Uber & co., lezioni anglosassoni per un legalitarismo non feticista
Milano. L’irruzione di Uber e di tutti i suoi cugini nel mercato dei servizi sta creando forti tensioni tra i nuovi arrivati e gli operatori tradizionali, concorrenza e diritti acquisiti, innovazione e legalità, e pone una grande sfida alla politica e al regolatore su come trovare una sintesi o una soluzione.
Per adesso la politica ha preferito ignorare il problema, lasciando le cose come stanno, ovvero: tutto legale e tutto illegale. In realtà, a differenza di quanto si sia portati a pensare, quella che va sotto il nome di “sharing economy” non è proprio una rivoluzione tecnologica della portata di altre avvenute nei decenni passati, si tratta di servizi vecchi (sono sempre auto che trasportano passeggeri e camere che ospitano turisti) ma forniti in modo innovativo. E tanto basta a rendere le norme attuali obsolete e inadeguate. Ciò vuol dire che questi nuovi servizi si sono diffusi proprio per dei vuoti o delle ambiguità normative, come d’altronde ogni innovazione che non poteva essere prevista da una legge antecedente. In questo contesto il richiamo feticista al principio di legalità (le leggi esistono e vanno applicate) non ha molto senso. Il punto è come il regolatore risponde all’innovazione e come è capace ad adeguare le proprie norme all’evoluzione dei processi economici. “Ci sono delle profonde differenze tra i paesi anglosassoni e l’Europa continentale – dice al Foglio Mario Maggioni, economista dell’Università Cattolica, studioso di economia dell’innovazione – in un paese come l’Italia prima che ci sia una specifica norma è difficile regolare alcunché, mentre il vantaggio dei paesi di ‘common law’ è la forza del precedente, affermata nei casi dell’innovazione tecnologica spesso anche da singole sentenze a livello locale. C’è un vantaggio dal punto di vista evolutivo che evita anche il rischio di norme sbagliate che continuano a produrre effetti sbagliati”. Anche negli Stati Uniti non sono mancati gli scontri tra tassisti e Uber, tra albergatori e Airbnb, tra le start up e gli amministratori pubblici, ma da quelle parti esiste un ambiente favorevole a esercitare il “diritto all’innovazione” o quantomeno un atteggiamento che non respinge l’innovazione e cerca di integrarla in un sistema di garanzie per i cittadini.

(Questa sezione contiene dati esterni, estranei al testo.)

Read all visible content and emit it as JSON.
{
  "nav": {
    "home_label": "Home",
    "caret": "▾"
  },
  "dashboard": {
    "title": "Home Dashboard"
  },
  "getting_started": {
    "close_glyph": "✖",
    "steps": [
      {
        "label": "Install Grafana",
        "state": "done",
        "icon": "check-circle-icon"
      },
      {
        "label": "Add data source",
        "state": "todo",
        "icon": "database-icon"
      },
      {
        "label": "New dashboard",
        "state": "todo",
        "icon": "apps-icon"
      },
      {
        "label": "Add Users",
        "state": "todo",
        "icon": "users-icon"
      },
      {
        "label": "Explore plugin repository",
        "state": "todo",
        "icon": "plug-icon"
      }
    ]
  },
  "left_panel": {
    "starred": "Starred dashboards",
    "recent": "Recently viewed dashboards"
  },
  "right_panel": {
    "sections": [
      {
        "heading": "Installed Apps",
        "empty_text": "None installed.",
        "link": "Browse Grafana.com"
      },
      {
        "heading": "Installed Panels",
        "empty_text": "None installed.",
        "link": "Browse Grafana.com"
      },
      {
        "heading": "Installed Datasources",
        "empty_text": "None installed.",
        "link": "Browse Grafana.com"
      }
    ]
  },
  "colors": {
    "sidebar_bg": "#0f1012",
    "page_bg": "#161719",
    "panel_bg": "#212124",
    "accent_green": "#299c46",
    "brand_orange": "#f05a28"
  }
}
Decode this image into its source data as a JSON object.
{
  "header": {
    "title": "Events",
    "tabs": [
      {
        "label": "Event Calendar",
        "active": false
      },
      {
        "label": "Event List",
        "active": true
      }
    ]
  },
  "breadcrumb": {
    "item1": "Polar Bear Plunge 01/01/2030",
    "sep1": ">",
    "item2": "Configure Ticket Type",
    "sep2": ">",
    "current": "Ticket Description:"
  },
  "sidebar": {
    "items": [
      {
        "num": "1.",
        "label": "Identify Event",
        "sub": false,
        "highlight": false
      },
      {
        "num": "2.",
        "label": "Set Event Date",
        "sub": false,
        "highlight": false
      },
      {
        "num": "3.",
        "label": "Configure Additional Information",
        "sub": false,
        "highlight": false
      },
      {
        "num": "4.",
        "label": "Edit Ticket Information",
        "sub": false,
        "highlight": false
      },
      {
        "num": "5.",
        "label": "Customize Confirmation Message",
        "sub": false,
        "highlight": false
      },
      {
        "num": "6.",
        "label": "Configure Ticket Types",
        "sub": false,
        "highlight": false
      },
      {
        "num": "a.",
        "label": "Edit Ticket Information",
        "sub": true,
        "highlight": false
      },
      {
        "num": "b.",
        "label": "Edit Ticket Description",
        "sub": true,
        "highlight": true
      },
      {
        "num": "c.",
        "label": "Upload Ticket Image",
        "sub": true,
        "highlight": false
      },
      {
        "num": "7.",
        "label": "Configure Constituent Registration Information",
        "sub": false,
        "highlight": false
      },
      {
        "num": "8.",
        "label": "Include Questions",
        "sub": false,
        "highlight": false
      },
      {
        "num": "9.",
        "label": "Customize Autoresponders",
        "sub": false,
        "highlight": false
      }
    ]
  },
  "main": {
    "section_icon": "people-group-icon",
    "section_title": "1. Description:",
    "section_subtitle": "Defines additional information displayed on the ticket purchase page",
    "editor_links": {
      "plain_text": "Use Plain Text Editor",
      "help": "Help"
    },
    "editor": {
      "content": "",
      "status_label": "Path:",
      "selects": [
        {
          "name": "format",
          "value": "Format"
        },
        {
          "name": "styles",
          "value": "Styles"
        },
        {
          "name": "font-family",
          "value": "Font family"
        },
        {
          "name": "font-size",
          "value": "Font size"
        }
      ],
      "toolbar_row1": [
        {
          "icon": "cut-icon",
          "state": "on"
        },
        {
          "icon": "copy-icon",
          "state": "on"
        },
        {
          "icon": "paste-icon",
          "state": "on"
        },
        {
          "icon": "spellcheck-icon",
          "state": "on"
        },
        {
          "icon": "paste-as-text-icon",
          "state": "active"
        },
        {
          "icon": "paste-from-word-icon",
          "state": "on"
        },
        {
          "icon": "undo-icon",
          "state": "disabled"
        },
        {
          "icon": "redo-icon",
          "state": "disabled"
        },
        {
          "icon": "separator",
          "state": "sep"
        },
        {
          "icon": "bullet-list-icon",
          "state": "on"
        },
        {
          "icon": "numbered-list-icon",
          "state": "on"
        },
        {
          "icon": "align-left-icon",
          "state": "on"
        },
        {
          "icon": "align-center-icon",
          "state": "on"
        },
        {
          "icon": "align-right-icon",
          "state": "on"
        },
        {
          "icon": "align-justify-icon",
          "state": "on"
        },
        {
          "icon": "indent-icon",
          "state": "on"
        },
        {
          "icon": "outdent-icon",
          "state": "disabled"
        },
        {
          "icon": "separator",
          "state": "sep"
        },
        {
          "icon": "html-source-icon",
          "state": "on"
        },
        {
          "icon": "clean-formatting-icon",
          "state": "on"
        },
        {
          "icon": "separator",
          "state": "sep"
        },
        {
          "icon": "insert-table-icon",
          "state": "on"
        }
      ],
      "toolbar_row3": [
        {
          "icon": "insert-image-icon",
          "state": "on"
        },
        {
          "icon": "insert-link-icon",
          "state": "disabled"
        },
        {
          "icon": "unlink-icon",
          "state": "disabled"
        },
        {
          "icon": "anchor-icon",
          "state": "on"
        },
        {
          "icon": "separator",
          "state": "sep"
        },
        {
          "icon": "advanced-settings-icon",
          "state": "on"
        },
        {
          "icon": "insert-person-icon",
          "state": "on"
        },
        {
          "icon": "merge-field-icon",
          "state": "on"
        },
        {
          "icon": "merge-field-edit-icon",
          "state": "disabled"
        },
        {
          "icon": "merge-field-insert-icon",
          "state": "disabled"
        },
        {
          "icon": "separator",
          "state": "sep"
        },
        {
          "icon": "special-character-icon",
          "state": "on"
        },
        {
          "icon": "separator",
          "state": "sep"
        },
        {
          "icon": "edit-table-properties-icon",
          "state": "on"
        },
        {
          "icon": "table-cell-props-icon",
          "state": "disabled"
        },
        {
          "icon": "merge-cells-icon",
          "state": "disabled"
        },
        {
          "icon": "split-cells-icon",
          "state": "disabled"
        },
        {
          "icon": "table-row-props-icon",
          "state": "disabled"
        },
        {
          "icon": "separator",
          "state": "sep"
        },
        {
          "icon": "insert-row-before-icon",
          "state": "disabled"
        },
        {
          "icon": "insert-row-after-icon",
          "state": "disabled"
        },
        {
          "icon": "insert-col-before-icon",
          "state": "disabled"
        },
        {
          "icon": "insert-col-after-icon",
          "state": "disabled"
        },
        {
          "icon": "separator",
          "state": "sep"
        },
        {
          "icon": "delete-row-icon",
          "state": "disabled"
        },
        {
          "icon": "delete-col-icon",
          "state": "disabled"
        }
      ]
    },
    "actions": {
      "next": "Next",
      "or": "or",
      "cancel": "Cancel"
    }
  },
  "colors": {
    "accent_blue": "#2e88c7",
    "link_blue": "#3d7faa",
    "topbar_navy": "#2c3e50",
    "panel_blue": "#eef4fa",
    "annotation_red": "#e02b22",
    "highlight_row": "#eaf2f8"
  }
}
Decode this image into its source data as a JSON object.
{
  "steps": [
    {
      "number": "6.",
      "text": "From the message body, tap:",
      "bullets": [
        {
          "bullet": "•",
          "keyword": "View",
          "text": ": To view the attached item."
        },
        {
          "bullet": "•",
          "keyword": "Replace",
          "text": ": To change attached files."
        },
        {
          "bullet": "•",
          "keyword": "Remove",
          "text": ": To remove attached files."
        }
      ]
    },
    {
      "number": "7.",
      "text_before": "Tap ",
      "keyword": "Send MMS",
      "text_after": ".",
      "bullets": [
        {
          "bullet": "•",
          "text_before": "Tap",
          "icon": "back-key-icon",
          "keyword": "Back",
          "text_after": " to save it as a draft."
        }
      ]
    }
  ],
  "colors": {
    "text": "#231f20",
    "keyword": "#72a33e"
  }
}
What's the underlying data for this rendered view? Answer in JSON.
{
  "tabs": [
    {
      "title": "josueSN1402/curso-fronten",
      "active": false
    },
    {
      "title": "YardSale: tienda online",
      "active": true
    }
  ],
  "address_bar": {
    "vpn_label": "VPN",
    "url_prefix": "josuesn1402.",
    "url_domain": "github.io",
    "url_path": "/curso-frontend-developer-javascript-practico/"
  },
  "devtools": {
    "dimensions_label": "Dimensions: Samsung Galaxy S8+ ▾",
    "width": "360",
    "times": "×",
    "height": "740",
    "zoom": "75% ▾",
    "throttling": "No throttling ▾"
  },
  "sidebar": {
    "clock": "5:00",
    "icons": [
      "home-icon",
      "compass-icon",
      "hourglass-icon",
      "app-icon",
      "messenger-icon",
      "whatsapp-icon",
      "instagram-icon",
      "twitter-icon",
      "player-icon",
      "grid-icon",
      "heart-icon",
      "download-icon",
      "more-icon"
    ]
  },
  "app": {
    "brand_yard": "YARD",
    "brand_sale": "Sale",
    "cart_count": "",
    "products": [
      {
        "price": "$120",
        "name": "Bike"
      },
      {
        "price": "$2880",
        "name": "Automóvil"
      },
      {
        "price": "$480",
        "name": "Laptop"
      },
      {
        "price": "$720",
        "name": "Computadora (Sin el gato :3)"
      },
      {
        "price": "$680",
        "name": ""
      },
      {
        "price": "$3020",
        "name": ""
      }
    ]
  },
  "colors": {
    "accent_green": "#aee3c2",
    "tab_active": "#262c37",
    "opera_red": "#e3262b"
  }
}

[**Video_box_2**]Ad esempio in molti stati americani e in Gran Bretagna sono già state emanate leggi che consentono lo sviluppo e i test su strada delle “driverless car”, le auto senza conducente progettate da Google che non sono ancora in commercio. “Esiste un problema culturale – dice Maggioni – il governo britannico ha messo in piedi Nesta, una quango, ovvero un’agenzia finanziata dal governo ma indipendente dalla politica, che raccoglie i migliori scienziati sociali che studiano l’innovazione per avere analisi di scenario sul futuro. Ma a parte questo c’è anche una grande differenza istituzionale, negli Stati Uniti su queste materie sono competenti gli stati e anche le città e ciò permette di sperimentare legislazioni diverse. Ognuno nel suo laboratorio sperimenta il suo modello legislativo e successivamente valuta i propri risultati e quelli dei vicini per fare gli aggiustamenti necessari. Ciò è impossibile in un contesto monolitico come il nostro”. Il rischio di un sistema centralizzato, soprattutto in un periodo di rapida evoluzione tecnologica, è che i regolamenti emanati dopo mesi e anni di elaborazione risultino superati appena dopo l’approvazione. “L’Expo, che è un evento limitato nello spazio e nel tempo – dice Maggioni – con il suo picco di domanda aveva dal punto di vista teorico le condizioni ideali per essere l’esperimento di una regolamentazione che tutela e assicura il consumatore senza bloccare i nuovi servizi, magari si sarebbe scoperto che con un’offerta più ampia ci avrebbero guadagnato tutti”.